Başta da dediğim gibi daha uzun olmasını isterdim Clara ve İsyan yıllar sonra evlendikleri yerde buluştuklarında sarılmaları ile bitiyor.Bende derinden izler bıraktı....



ALINTILAR

“Her kökten insanın yaşadığı Doğu limanlarında, yan yana yaşanan ve dillerin birbirine karıştığı o dönem, geçmişin anımsanması mı? Geleceğin habercisi mi? Bu düşü görenler, geçmişe bağlı olanlar mı yoksa geleceği hayal edenler mi?”


“Ölüme son çare olarak bakmalısın. Hiç kimsenin seni alıkoyamayacağını bil.
Ama ölüme gidebileceğin için onu yedekte tut; sonuna kadar."
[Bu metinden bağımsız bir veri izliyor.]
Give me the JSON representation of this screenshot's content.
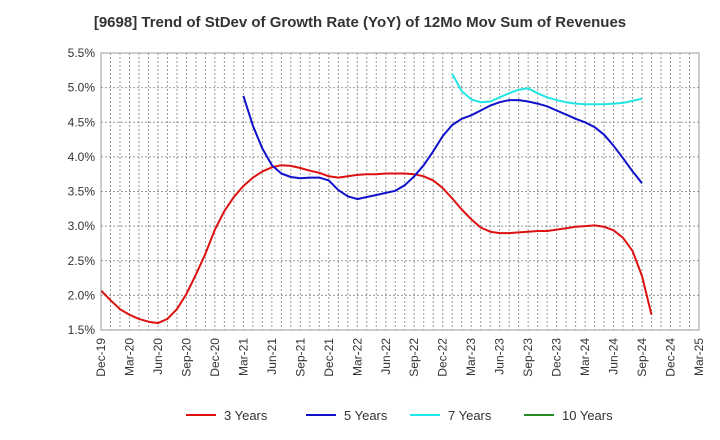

Diyelim ki gece bir kabus gördün. Bunun bir kabus olduğunu bilirsin ve kurtulmak için başını biraz
oynatman yeter. Her şey daha basit, daha dayanılır hale gelir ve bir bakarsın en
korktuğun şeyden zevk alır olmuşsun. Hayat seni korkutuyorsa, içini yakıyorsa,
en yakınların çirkin maskeler takmışsa…

Hayat budur de, ikinci kez çağırılacağın bir oyun olduğunu söyle. Zevk verici ve acı çektirici bir oyun, inanç ve aldatmaca oyunu, maskeler oyunu. Onu sonuna kadar oyna, ister oyuncu
olarak, ister izleyici olarak. İzleyici olman daha iyi, içinden kolay çıkarsın.
“Son Kurtuluş Çaresi” yaşamama hep yardımcı olmuştur. Elimin altında olduğu
için, bu çareye hiç başvurmadım.
Ama ahiretin direksiyonu elimin altında 
olmasaydı, kendimi tuzağa düşmüş hisseder ve bir an önce kaçmaya bakardım.